#1 STAY FOCUSED
There's always, always something that can distract you from sitting in your writing chair. The grandkids want you to go play in the snow. The doughnut in the kitchen is calling your name. It takes a lot of self discipline to get a book written. You are your own boss, so you have to keep reminding yourself that if you don't get a book written, you are not going to get it published.

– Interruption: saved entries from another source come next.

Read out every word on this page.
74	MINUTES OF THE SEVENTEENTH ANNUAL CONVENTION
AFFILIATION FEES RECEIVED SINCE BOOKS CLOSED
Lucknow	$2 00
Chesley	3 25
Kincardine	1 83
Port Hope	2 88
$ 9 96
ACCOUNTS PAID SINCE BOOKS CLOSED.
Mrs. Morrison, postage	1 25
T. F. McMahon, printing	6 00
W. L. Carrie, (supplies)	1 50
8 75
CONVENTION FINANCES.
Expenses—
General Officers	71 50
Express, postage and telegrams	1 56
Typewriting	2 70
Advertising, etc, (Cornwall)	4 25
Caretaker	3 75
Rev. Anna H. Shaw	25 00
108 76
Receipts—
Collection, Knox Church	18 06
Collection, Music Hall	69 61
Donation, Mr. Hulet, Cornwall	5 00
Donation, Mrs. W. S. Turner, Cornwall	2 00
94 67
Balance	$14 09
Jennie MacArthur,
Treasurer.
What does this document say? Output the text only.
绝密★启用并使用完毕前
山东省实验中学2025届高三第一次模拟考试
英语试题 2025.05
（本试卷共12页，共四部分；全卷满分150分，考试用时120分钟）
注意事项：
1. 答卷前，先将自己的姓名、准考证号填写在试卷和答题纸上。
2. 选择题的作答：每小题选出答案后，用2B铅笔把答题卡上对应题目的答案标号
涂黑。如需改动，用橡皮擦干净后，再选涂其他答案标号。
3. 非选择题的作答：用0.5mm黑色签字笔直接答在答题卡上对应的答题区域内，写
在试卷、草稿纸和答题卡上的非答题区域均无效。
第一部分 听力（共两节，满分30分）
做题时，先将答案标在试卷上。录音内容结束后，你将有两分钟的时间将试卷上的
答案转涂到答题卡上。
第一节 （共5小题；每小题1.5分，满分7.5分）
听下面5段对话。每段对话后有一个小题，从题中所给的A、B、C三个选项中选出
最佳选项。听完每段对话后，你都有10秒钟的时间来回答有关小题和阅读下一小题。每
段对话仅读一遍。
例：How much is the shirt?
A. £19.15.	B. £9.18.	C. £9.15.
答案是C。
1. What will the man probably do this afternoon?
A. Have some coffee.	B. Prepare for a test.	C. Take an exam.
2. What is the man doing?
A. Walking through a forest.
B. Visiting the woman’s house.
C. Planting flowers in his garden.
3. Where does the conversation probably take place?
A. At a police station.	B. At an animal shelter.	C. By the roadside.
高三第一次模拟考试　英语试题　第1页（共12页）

#2 NOTEBOOK, FILE, SOMETHING
Keep a notebook, file or something to refer back to concerning your characters. If Tommy has brown eyes on page four, blue eyes on page sixty and brown eyes on page two hundred, your readers will scream at you. I'm old school. I still use a notebook and a pen for my rough outline ideas. On the first page of that notebook I write the ABC's down one side, and then I start a list of my characters. You really shouldn't have characters with the same first initial. It's confusing to your reader. Also hero/heroine with sound alike names (Lisa and Lane) will stump your reader. Especially on series books when I need to remember the hero from book one when I'm writing book seven, I buy one of those little recipe card files and keep it right beside my computer. Each character, even the dogs and cats, gets an index card (filed alphabetically by first name) in the card box. That way all I have to do is find the card, and presto hero in number one was six feet two inches tall and had blue eyes. Some folks like to do this on the computer, and that's fine, but once I lost nine thousand words by shutting the wrong window and not saving. So it's old school for me.
#3 EDIT! EDIT! EDIT!
Your rough draft is finished. Now it's time to edit, edit, edit. Have someone else read your manuscript, and don't take the constructive criticism personal.
#4 WALK AWAY
If you begin to feel overwhelmed while you're working on those edits, get up and walk away from them. That's when it's all right to leave the writing chair. Take a walk. Pet the cat. Get your mind cleared so you can go back to the edits with a fresh outlook.
#5 START A NEW BOOK
Your book is finished, is in the agent's hands or the publisher's, now what? You start another book! This is the WRITE, DON'T WHINE! phase. Don't whine that it's taking so long to get your book published, or that you've got rejection slips. Write another book while you're waiting. When that first one does sell, you'll have a new one in your hands to sell.